CAMBRIDGE, Mass. -- Akamai Technologies, Inc. (NASDAQ: AKAM), the leading global service provider for accelerating content and applications online, today announced findings of research it has commissioned through Quocirca (www.quocirca.com), a leading European analyst and research company, on the effectiveness and use of web-enabled applications by businesses in the UK, France, Germany and Scandinavia. The research study involved speaking to 400 IT and business decision makers from small and large enterprises within the consumer and packaged goods (CPG), information technology and communications (ITC), manufacturing and retail sectors.

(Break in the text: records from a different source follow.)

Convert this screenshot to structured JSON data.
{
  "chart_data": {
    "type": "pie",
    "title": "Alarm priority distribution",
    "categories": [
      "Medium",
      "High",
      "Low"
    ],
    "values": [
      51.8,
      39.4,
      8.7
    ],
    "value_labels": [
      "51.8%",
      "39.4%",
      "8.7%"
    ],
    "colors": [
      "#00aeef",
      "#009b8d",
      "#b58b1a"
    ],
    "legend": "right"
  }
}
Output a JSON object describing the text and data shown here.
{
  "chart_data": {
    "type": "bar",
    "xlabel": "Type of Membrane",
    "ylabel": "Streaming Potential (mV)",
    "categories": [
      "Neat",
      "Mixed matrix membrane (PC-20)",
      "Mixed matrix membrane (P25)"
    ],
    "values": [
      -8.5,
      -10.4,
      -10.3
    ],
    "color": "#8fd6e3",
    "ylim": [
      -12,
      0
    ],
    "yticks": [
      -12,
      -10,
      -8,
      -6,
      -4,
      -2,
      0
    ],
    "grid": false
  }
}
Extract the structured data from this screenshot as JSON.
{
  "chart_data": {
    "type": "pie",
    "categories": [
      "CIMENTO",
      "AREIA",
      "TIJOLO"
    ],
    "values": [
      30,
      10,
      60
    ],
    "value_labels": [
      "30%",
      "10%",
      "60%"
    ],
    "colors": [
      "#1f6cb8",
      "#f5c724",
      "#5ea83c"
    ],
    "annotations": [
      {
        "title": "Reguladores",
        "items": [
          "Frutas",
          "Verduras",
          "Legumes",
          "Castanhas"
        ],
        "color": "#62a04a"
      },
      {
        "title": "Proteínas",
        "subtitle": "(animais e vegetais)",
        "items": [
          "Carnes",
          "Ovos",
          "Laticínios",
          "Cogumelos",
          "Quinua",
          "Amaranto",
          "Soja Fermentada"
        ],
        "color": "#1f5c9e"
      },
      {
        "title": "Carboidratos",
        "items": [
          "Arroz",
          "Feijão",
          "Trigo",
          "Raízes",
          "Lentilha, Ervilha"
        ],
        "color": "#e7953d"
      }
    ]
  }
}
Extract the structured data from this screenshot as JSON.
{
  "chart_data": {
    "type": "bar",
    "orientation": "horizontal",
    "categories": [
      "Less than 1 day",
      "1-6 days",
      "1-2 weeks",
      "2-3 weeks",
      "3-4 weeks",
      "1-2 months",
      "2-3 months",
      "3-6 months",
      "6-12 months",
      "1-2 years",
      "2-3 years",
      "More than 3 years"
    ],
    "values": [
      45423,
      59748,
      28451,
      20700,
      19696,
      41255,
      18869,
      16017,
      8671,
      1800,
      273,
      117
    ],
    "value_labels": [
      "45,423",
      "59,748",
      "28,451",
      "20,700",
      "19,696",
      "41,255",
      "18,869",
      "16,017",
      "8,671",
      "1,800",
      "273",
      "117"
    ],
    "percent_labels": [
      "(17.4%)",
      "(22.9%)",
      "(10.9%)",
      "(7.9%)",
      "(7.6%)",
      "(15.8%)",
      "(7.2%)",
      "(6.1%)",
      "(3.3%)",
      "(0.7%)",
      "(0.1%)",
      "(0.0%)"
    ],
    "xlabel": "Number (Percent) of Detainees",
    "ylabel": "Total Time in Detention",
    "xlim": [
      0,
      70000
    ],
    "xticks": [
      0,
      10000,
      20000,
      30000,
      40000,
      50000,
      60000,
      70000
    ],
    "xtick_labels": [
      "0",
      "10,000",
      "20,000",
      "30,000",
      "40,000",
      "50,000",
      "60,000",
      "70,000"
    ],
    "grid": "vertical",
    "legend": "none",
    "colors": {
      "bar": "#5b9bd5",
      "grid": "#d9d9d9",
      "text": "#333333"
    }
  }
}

According to the survey respondents, enterprise performance and availability thresholds are highly demanding: 58 percent of respondents expect response time wait to be within three seconds, 90 percent expect response time wait to be within five seconds. Eighty-four percent expect Internet availability of more than 99 percent.
The findings also show that European-based companies are becoming increasingly reliant on the public Internet as a cost-effective way to extend the reach of mission-critical, Web-based enterprise applications such as portals, content management, supply chain management, customer relationship management and sales force automation to geographically dispersed end users. Yet, since the Internet was not designed for use as a business platform, it does not efficiently meet user demands for reliable, fast access to business applications. This failure significantly reduces application adoption rates and increases costs as solving Internet latency and inconsistent availability has become a top IT priority throughout Europe. Improved performance and reliability of Web-based applications correlates to increased adoption, higher productivity and user satisfaction for greater branch office collaboration and supply chain efficiency.
The root cause of these issues is the inability to mitigate latency and packet loss effectively across the Internets middle mile. Inefficient application delivery can inhibit revenue growth and prove costly to IT professionals tasked with optimizing Web-based application performance while also striving for data center consolidation.